SERGE POLIAKOFF (FRANCE, 1900-1969)
This Lot has been sourced from overseas. When au… Read more PROPERTY FROM A VERY IMPORTANT PRIVATE SWISS COLLECTION
SERGE POLIAKOFF (FRANCE, 1900-1969)

Rouge bleu jaune

Details
SERGE POLIAKOFF (FRANCE, 1900-1969)
Rouge bleu jaune
signed ‘SERGE POLIAKOFF’ (lower left)
oil on canvas
97 x 130 cm. (38 ¼ x 51 1/8 in.)
Painted in 1954
Provenance
Collection Dr Franz Meyer, Zürich.
Thence by descent to the present owner.
Literature
F. Brütsch, Serge Poliakoff 1900-1969, Neuchâtel 1993, p. 186 (titled Composition; illustrated in colour, pp. 78-79).
A. Poliakoff, Serge Poliakoff, Catalogue Raisonné Volume I 1922-1954, Paris 2004, no. 54-46 (illustrated in colour, p. 499).
Exhibited
Hamburg, Kunstverein, Serge Poliakoff, 1958, no. 31 (illustrated).
Special Notice
This Lot has been sourced from overseas. When auctioned, such property will remain under “bond” with the applicable import customs duties and taxes being deferred unless and until the property is brought into free circulation in the PRC. Prospective buyers are reminded that after paying for such lots in full and cleared funds, if they wish to import the lots into the PRC, they will be responsible for and will have to pay the applicable import customs duties and taxes. The rates of import customs duty and tax are based on the value of the goods and the relevant customs regulations and classifications in force at the time of import.

Lot Essay

Rouge bleu jaune (1954) is an arresting, large-scale example of Serge Poliakoff’s unique abstract language. An ensemble of irregular shapes, energised by an assortment of pastel hues, interlock like pieces of a collage or mosaic. A seductive lipstick-red form supplants its curvilinear mass over a monolithic block of black in the top-left corner, whilst darker colours are picked out against lighter shades of sandy beige and glowing yellow. Whilst each shape has its own unique delineation, there is a harmonic balancing in the overall organisation of these forms, with a rough symmetry grounding the composition across both diagonal axes.

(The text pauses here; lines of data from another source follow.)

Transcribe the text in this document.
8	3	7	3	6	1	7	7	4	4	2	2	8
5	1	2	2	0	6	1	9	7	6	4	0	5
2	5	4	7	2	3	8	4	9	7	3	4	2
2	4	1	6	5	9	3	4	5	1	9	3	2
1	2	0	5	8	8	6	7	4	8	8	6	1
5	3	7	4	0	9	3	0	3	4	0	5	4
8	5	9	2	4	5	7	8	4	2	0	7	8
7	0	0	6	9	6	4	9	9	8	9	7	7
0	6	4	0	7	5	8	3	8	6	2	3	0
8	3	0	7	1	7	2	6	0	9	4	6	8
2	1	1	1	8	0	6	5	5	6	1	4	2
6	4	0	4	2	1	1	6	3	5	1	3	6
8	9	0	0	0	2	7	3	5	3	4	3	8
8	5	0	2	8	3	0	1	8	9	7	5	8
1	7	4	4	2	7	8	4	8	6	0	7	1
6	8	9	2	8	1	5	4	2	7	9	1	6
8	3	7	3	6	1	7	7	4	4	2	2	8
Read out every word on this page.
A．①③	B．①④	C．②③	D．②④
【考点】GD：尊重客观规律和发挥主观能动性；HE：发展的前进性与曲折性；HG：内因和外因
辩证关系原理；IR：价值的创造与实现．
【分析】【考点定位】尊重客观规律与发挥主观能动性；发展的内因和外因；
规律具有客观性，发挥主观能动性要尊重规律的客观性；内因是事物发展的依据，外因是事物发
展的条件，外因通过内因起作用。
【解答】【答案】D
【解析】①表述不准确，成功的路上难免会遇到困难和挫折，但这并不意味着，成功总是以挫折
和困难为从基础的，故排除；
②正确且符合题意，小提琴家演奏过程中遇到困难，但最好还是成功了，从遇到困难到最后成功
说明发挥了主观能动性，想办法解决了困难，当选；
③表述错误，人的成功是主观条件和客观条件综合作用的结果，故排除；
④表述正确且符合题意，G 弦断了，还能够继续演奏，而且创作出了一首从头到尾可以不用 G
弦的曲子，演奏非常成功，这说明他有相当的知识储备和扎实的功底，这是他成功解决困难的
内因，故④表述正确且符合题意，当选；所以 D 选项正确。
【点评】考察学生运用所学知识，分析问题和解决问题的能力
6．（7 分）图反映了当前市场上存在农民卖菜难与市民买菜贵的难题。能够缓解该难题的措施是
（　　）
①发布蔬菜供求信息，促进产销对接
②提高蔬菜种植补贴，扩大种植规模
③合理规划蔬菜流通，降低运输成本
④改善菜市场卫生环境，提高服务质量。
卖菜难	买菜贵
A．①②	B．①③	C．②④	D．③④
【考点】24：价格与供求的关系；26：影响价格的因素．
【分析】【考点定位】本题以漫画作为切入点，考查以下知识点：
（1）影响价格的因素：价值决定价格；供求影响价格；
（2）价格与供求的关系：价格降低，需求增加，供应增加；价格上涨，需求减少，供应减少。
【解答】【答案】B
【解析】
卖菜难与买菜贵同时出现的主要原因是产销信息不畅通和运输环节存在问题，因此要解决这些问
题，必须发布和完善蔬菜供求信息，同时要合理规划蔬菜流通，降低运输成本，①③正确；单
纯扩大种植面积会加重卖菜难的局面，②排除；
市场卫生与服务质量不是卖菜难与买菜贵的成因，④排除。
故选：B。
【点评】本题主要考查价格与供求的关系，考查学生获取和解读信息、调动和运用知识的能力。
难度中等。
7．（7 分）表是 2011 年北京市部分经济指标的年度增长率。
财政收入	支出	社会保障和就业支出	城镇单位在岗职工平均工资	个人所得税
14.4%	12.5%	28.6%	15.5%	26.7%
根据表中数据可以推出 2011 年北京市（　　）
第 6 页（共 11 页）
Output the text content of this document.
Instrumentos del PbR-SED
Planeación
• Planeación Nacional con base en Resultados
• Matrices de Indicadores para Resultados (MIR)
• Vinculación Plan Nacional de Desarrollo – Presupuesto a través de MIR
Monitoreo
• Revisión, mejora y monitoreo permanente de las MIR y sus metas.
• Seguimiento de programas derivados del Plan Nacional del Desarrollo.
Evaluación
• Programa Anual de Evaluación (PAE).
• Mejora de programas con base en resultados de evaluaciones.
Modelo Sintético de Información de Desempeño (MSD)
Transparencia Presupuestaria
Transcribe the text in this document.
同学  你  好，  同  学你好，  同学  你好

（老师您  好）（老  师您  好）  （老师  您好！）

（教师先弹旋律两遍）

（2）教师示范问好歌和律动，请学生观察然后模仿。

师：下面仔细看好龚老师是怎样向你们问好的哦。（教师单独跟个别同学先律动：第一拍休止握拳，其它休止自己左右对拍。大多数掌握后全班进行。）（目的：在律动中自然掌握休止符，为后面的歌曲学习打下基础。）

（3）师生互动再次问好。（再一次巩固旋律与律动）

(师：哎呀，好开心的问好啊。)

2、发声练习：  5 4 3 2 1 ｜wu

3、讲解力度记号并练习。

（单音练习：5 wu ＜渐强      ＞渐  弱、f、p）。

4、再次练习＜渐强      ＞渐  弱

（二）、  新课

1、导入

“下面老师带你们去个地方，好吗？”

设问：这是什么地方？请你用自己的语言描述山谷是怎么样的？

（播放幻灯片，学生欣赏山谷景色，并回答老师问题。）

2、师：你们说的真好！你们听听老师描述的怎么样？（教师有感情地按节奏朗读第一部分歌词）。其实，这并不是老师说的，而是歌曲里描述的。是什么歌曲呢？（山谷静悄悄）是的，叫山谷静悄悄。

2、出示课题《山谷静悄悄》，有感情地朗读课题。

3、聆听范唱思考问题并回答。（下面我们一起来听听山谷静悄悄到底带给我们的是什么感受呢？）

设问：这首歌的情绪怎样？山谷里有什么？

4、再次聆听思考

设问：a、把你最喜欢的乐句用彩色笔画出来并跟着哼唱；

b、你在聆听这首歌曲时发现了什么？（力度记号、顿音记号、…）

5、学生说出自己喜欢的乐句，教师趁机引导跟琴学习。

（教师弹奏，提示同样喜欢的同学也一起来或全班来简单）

Executed at the height of his career during a period of international recognition, Rouge bleu jaune is a masterful example of Poliakoff’s mature style. Like the Byzantine icons that the artist marvelled at as a child in his native Moscow, Poliakoff’s abstractions favour a two-dimensional dependence on tonal modulation over geometric modelling, a mode of abstraction foreshadowed by Cézanne at the end of the previous century. With irresistible fluidity, Poliakoff allows colour to dictate the contours of his shapes, so that whilst some components are boldly accentuated, others seem to dissolve into the background. As demonstrated by Rouge bleu jaune, non-illusionistic pictorial space is conjured by colour alone.

Whilst Poliakoff’s formal investigations into geometry and colour are at the heart of his practice, he encourages the viewer’s subjectivity to intercede; his paintings should be felt rather than simply looked at empirically. ‘A form should be listened to when it is seen’, Poliakoff suggested, inviting the viewer to meditate on his work and draw out a personal response. (S. Poliakoff, quoted in Polikakoff , exh. cat., Galerie Melki, Paris, 1975, p. 13). Many critics of Poliakoff’s work have likened the tonal range prevalent in his painting to that found in music, which was an integral part of the artist’s life – his aunt was a prolific singer, and he himself was a keen guitar player. Like major and minor musical keys, Poliakoff’s remarkable ability to hone tonal modulations in paint has the ability to evoke sensations of happiness or melancholy in the beholder. Jean Cassou, explaining this analogy between music and Poliakoff’s work, noted that ‘colour is his native element and language, just as it was the native element and language of his fellow Russian, Kandinsky. Colour and music. Colour handled musically and, like music, capable of creating a world of its own, fraught with the same gorgeous and fascinating effect’ (J. Cassou, Serge Poliakoff , Amriswil, 1963, p. 17). In Rouge bleu jaune , the lighter zones of the canvas perhaps represent a silence or solitude made all the more powerful by the inviting cacophony of interlocking colour; it is this dulcet musicality that give Poliakoff’s works a voice of their own.